Virtual patching is the ability to host legacy code within a virtual container that effectively secures the application as if it was running in an updated and compliant version of the runtime. For example, many enterprises cannot update critical legacy Java applications as they are incompatible with newer versions of the Java Virtual Machine and yet the cost of upgrading the code can also be too prohibitive or the option to upgrade may simply not be possible due to lack of expertise.

Such applications are normally replaced with entirely new applications over time however, until they are replaced they pose a significant risk to the business, one that is potentially legally unacceptable.

RASP implementations with virtual patching capability give the business the option of safely containing legacy applications, running them on up to date and compliant runtime environments but without requiring the recompilation or the code changes that would be demanded by a physical upgrade.

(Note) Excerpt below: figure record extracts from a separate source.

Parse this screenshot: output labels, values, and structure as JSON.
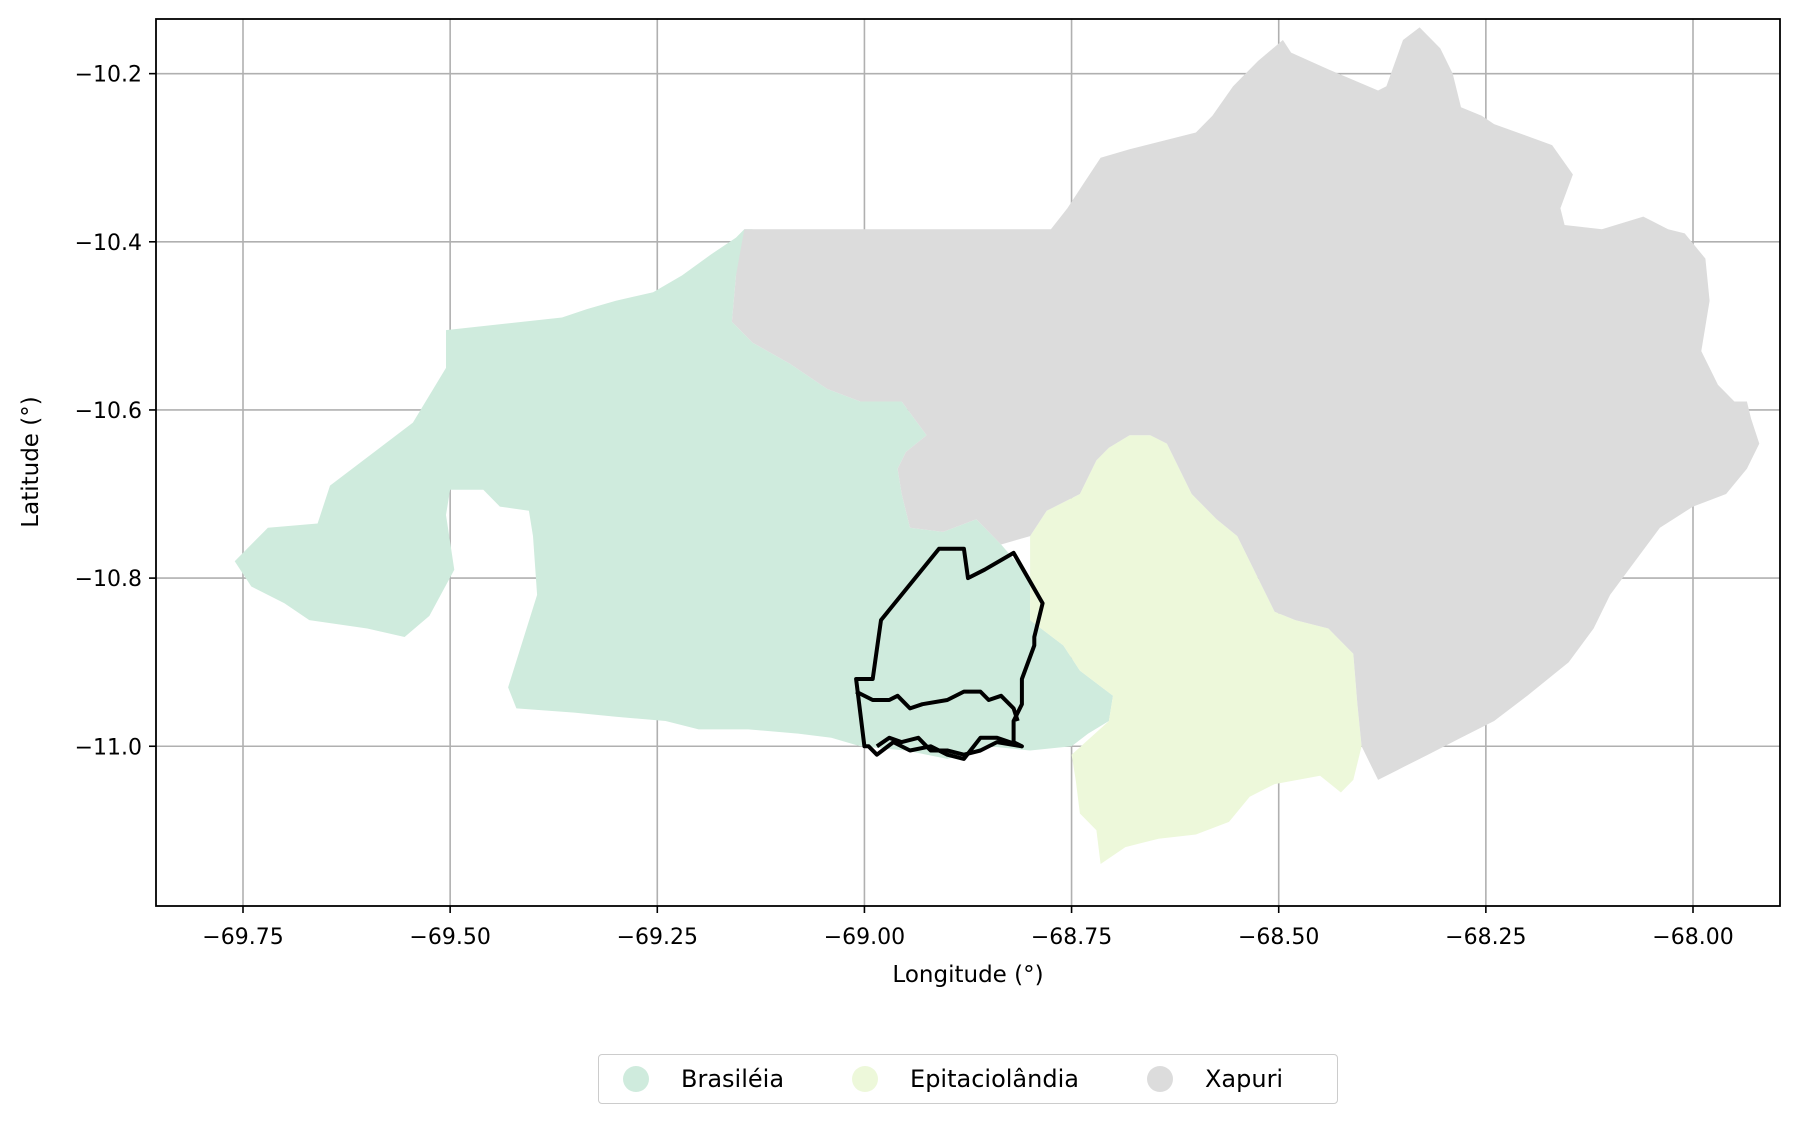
{
  "chart_data": {
    "type": "map",
    "xlabel": "Longitude (°)",
    "ylabel": "Latitude (°)",
    "xlim": [
      -69.855,
      -67.895
    ],
    "ylim": [
      -11.19,
      -10.135
    ],
    "x_ticks": [
      "−69.75",
      "−69.50",
      "−69.25",
      "−69.00",
      "−68.75",
      "−68.50",
      "−68.25",
      "−68.00"
    ],
    "x_tick_values": [
      -69.75,
      -69.5,
      -69.25,
      -69.0,
      -68.75,
      -68.5,
      -68.25,
      -68.0
    ],
    "y_ticks": [
      "−10.2",
      "−10.4",
      "−10.6",
      "−10.8",
      "−11.0"
    ],
    "y_tick_values": [
      -10.2,
      -10.4,
      -10.6,
      -10.8,
      -11.0
    ],
    "grid": true,
    "legend_position": "bottom-center",
    "regions": [
      {
        "name": "Brasiléia",
        "color": "#cfebdd",
        "polygon": [
          [
            -69.135,
            -10.385
          ],
          [
            -69.145,
            -10.385
          ],
          [
            -69.155,
            -10.395
          ],
          [
            -69.185,
            -10.415
          ],
          [
            -69.22,
            -10.44
          ],
          [
            -69.255,
            -10.46
          ],
          [
            -69.3,
            -10.47
          ],
          [
            -69.335,
            -10.48
          ],
          [
            -69.365,
            -10.49
          ],
          [
            -69.505,
            -10.505
          ],
          [
            -69.505,
            -10.55
          ],
          [
            -69.545,
            -10.615
          ],
          [
            -69.645,
            -10.69
          ],
          [
            -69.66,
            -10.735
          ],
          [
            -69.72,
            -10.74
          ],
          [
            -69.76,
            -10.78
          ],
          [
            -69.74,
            -10.81
          ],
          [
            -69.7,
            -10.83
          ],
          [
            -69.67,
            -10.85
          ],
          [
            -69.6,
            -10.86
          ],
          [
            -69.555,
            -10.87
          ],
          [
            -69.525,
            -10.845
          ],
          [
            -69.495,
            -10.79
          ],
          [
            -69.505,
            -10.725
          ],
          [
            -69.5,
            -10.695
          ],
          [
            -69.46,
            -10.695
          ],
          [
            -69.44,
            -10.715
          ],
          [
            -69.405,
            -10.72
          ],
          [
            -69.4,
            -10.75
          ],
          [
            -69.395,
            -10.82
          ],
          [
            -69.43,
            -10.93
          ],
          [
            -69.42,
            -10.955
          ],
          [
            -69.35,
            -10.96
          ],
          [
            -69.3,
            -10.965
          ],
          [
            -69.24,
            -10.97
          ],
          [
            -69.2,
            -10.98
          ],
          [
            -69.14,
            -10.98
          ],
          [
            -69.08,
            -10.985
          ],
          [
            -69.04,
            -10.99
          ],
          [
            -69.005,
            -11.0
          ],
          [
            -68.95,
            -11.005
          ],
          [
            -68.9,
            -11.015
          ],
          [
            -68.85,
            -11.0
          ],
          [
            -68.8,
            -11.005
          ],
          [
            -68.75,
            -11.0
          ],
          [
            -68.73,
            -10.985
          ],
          [
            -68.705,
            -10.97
          ],
          [
            -68.7,
            -10.94
          ],
          [
            -68.74,
            -10.91
          ],
          [
            -68.76,
            -10.88
          ],
          [
            -68.8,
            -10.85
          ],
          [
            -68.8,
            -10.8
          ],
          [
            -68.835,
            -10.76
          ],
          [
            -68.865,
            -10.73
          ],
          [
            -68.905,
            -10.745
          ],
          [
            -68.945,
            -10.74
          ],
          [
            -68.955,
            -10.7
          ],
          [
            -68.96,
            -10.67
          ],
          [
            -68.95,
            -10.65
          ],
          [
            -68.925,
            -10.63
          ],
          [
            -68.94,
            -10.61
          ],
          [
            -68.955,
            -10.59
          ],
          [
            -69.005,
            -10.59
          ],
          [
            -69.045,
            -10.575
          ],
          [
            -69.09,
            -10.545
          ],
          [
            -69.135,
            -10.52
          ],
          [
            -69.16,
            -10.495
          ],
          [
            -69.155,
            -10.44
          ]
        ]
      },
      {
        "name": "Epitaciolândia",
        "color": "#edf8da",
        "polygon": [
          [
            -68.74,
            -10.7
          ],
          [
            -68.72,
            -10.66
          ],
          [
            -68.705,
            -10.645
          ],
          [
            -68.68,
            -10.63
          ],
          [
            -68.655,
            -10.63
          ],
          [
            -68.635,
            -10.64
          ],
          [
            -68.605,
            -10.7
          ],
          [
            -68.575,
            -10.73
          ],
          [
            -68.55,
            -10.75
          ],
          [
            -68.525,
            -10.8
          ],
          [
            -68.505,
            -10.84
          ],
          [
            -68.48,
            -10.85
          ],
          [
            -68.44,
            -10.86
          ],
          [
            -68.41,
            -10.89
          ],
          [
            -68.405,
            -10.95
          ],
          [
            -68.4,
            -11.0
          ],
          [
            -68.41,
            -11.04
          ],
          [
            -68.425,
            -11.055
          ],
          [
            -68.45,
            -11.035
          ],
          [
            -68.505,
            -11.045
          ],
          [
            -68.535,
            -11.06
          ],
          [
            -68.56,
            -11.09
          ],
          [
            -68.6,
            -11.105
          ],
          [
            -68.645,
            -11.11
          ],
          [
            -68.685,
            -11.12
          ],
          [
            -68.715,
            -11.14
          ],
          [
            -68.72,
            -11.1
          ],
          [
            -68.74,
            -11.08
          ],
          [
            -68.745,
            -11.04
          ],
          [
            -68.75,
            -11.01
          ],
          [
            -68.705,
            -10.97
          ],
          [
            -68.7,
            -10.94
          ],
          [
            -68.74,
            -10.91
          ],
          [
            -68.76,
            -10.88
          ],
          [
            -68.8,
            -10.85
          ],
          [
            -68.8,
            -10.8
          ],
          [
            -68.8,
            -10.75
          ],
          [
            -68.78,
            -10.72
          ]
        ]
      },
      {
        "name": "Xapuri",
        "color": "#dcdcdc",
        "polygon": [
          [
            -69.145,
            -10.385
          ],
          [
            -68.775,
            -10.385
          ],
          [
            -68.755,
            -10.36
          ],
          [
            -68.735,
            -10.33
          ],
          [
            -68.715,
            -10.3
          ],
          [
            -68.68,
            -10.29
          ],
          [
            -68.6,
            -10.27
          ],
          [
            -68.58,
            -10.25
          ],
          [
            -68.555,
            -10.215
          ],
          [
            -68.525,
            -10.185
          ],
          [
            -68.495,
            -10.16
          ],
          [
            -68.485,
            -10.175
          ],
          [
            -68.44,
            -10.195
          ],
          [
            -68.38,
            -10.22
          ],
          [
            -68.37,
            -10.215
          ],
          [
            -68.35,
            -10.16
          ],
          [
            -68.33,
            -10.145
          ],
          [
            -68.305,
            -10.17
          ],
          [
            -68.29,
            -10.2
          ],
          [
            -68.28,
            -10.24
          ],
          [
            -68.255,
            -10.25
          ],
          [
            -68.24,
            -10.26
          ],
          [
            -68.17,
            -10.285
          ],
          [
            -68.145,
            -10.32
          ],
          [
            -68.16,
            -10.36
          ],
          [
            -68.155,
            -10.38
          ],
          [
            -68.11,
            -10.385
          ],
          [
            -68.06,
            -10.37
          ],
          [
            -68.03,
            -10.385
          ],
          [
            -68.01,
            -10.39
          ],
          [
            -67.985,
            -10.42
          ],
          [
            -67.98,
            -10.47
          ],
          [
            -67.99,
            -10.53
          ],
          [
            -67.97,
            -10.57
          ],
          [
            -67.95,
            -10.59
          ],
          [
            -67.935,
            -10.59
          ],
          [
            -67.93,
            -10.61
          ],
          [
            -67.92,
            -10.64
          ],
          [
            -67.935,
            -10.67
          ],
          [
            -67.96,
            -10.7
          ],
          [
            -68.0,
            -10.715
          ],
          [
            -68.04,
            -10.74
          ],
          [
            -68.07,
            -10.78
          ],
          [
            -68.1,
            -10.82
          ],
          [
            -68.12,
            -10.86
          ],
          [
            -68.15,
            -10.9
          ],
          [
            -68.2,
            -10.94
          ],
          [
            -68.24,
            -10.97
          ],
          [
            -68.28,
            -10.99
          ],
          [
            -68.32,
            -11.01
          ],
          [
            -68.35,
            -11.025
          ],
          [
            -68.38,
            -11.04
          ],
          [
            -68.4,
            -11.0
          ],
          [
            -68.405,
            -10.95
          ],
          [
            -68.41,
            -10.89
          ],
          [
            -68.44,
            -10.86
          ],
          [
            -68.48,
            -10.85
          ],
          [
            -68.505,
            -10.84
          ],
          [
            -68.525,
            -10.8
          ],
          [
            -68.55,
            -10.75
          ],
          [
            -68.575,
            -10.73
          ],
          [
            -68.605,
            -10.7
          ],
          [
            -68.635,
            -10.64
          ],
          [
            -68.655,
            -10.63
          ],
          [
            -68.68,
            -10.63
          ],
          [
            -68.705,
            -10.645
          ],
          [
            -68.72,
            -10.66
          ],
          [
            -68.74,
            -10.7
          ],
          [
            -68.78,
            -10.72
          ],
          [
            -68.8,
            -10.75
          ],
          [
            -68.835,
            -10.76
          ],
          [
            -68.865,
            -10.73
          ],
          [
            -68.905,
            -10.745
          ],
          [
            -68.945,
            -10.74
          ],
          [
            -68.955,
            -10.7
          ],
          [
            -68.96,
            -10.67
          ],
          [
            -68.95,
            -10.65
          ],
          [
            -68.925,
            -10.63
          ],
          [
            -68.94,
            -10.61
          ],
          [
            -68.955,
            -10.59
          ],
          [
            -69.005,
            -10.59
          ],
          [
            -69.045,
            -10.575
          ],
          [
            -69.09,
            -10.545
          ],
          [
            -69.135,
            -10.52
          ],
          [
            -69.16,
            -10.495
          ],
          [
            -69.155,
            -10.44
          ]
        ]
      }
    ],
    "outline": {
      "color": "#000000",
      "outer": [
        [
          -68.98,
          -10.85
        ],
        [
          -68.91,
          -10.765
        ],
        [
          -68.88,
          -10.765
        ],
        [
          -68.875,
          -10.8
        ],
        [
          -68.855,
          -10.79
        ],
        [
          -68.82,
          -10.77
        ],
        [
          -68.785,
          -10.83
        ],
        [
          -68.795,
          -10.87
        ],
        [
          -68.795,
          -10.88
        ],
        [
          -68.81,
          -10.92
        ],
        [
          -68.81,
          -10.95
        ],
        [
          -68.82,
          -10.97
        ],
        [
          -68.82,
          -10.995
        ],
        [
          -68.81,
          -11.0
        ],
        [
          -68.84,
          -10.99
        ],
        [
          -68.86,
          -10.99
        ],
        [
          -68.88,
          -11.015
        ],
        [
          -68.9,
          -11.01
        ],
        [
          -68.92,
          -11.0
        ],
        [
          -68.945,
          -11.005
        ],
        [
          -68.965,
          -10.995
        ],
        [
          -68.985,
          -11.01
        ],
        [
          -68.995,
          -11.0
        ],
        [
          -69.0,
          -11.0
        ],
        [
          -69.01,
          -10.92
        ],
        [
          -68.99,
          -10.92
        ],
        [
          -68.98,
          -10.85
        ]
      ],
      "inner": [
        [
          -69.01,
          -10.935
        ],
        [
          -68.99,
          -10.945
        ],
        [
          -68.97,
          -10.945
        ],
        [
          -68.96,
          -10.94
        ],
        [
          -68.945,
          -10.955
        ],
        [
          -68.93,
          -10.95
        ],
        [
          -68.9,
          -10.945
        ],
        [
          -68.88,
          -10.935
        ],
        [
          -68.86,
          -10.935
        ],
        [
          -68.85,
          -10.945
        ],
        [
          -68.835,
          -10.94
        ],
        [
          -68.82,
          -10.955
        ],
        [
          -68.815,
          -10.97
        ]
      ],
      "bottom": [
        [
          -68.985,
          -11.0
        ],
        [
          -68.97,
          -10.99
        ],
        [
          -68.955,
          -10.995
        ],
        [
          -68.935,
          -10.99
        ],
        [
          -68.92,
          -11.005
        ],
        [
          -68.9,
          -11.005
        ],
        [
          -68.88,
          -11.01
        ],
        [
          -68.86,
          -11.005
        ],
        [
          -68.84,
          -10.995
        ],
        [
          -68.81,
          -11.0
        ]
      ]
    }
  },
  "legend": [
    {
      "label": "Brasiléia",
      "color": "#cfebdd"
    },
    {
      "label": "Epitaciolândia",
      "color": "#edf8da"
    },
    {
      "label": "Xapuri",
      "color": "#dcdcdc"
    }
  ]
}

The latest forms of virtual patching can use the same mechanism to replicate critical patch updates giving businesses the option of obviating the need to apply critical binary patches. For large enterprises with 90-day patching cycles that demand considerable orchestration between development teams and operations to organize and system downtime to deploy, this aspect of virtual patching provides considerable cost saving and reduced risk when compared to binary updates.

Evaluating RASP Technologies

Not all RASP implementations are the same and enterprise users need to consider the impact of integrating and deploying RASP technologies in their IT estates. These organizations should carefully measure the impact of any code or configuration changes that may be required to enable RASP on the applications that run on their platforms.

What may seem to be a trivial code or configuration change, when scaled to hundreds or thousands of applications can considerably slow down or reduce the adoption of RASP among application owners who will be responsible for making those changes.

Another common critique of RASP is the expected performance impact runtime analysis and protection. While it is true that early implementation of RASP could cause as much as 10% increase in response times within the application tier, performance is constantly improving with many vendors claiming 5% or less impact on application response times.

It should also be remembered that rewriting insecure code to carry out the kind of protection delivered by RASP will in most instances cause a similar impact to performance.

2015 saw a number of RASP vendors deploy their products into production environments at the enterprise scale and a year on, we find the majority of these deployments to have met the expectations of customers and piqued the interest of their competitors. These early adopters are now driving the refinement of RASP technologies and we can expect the rate of adoption of RASP to continue to increase.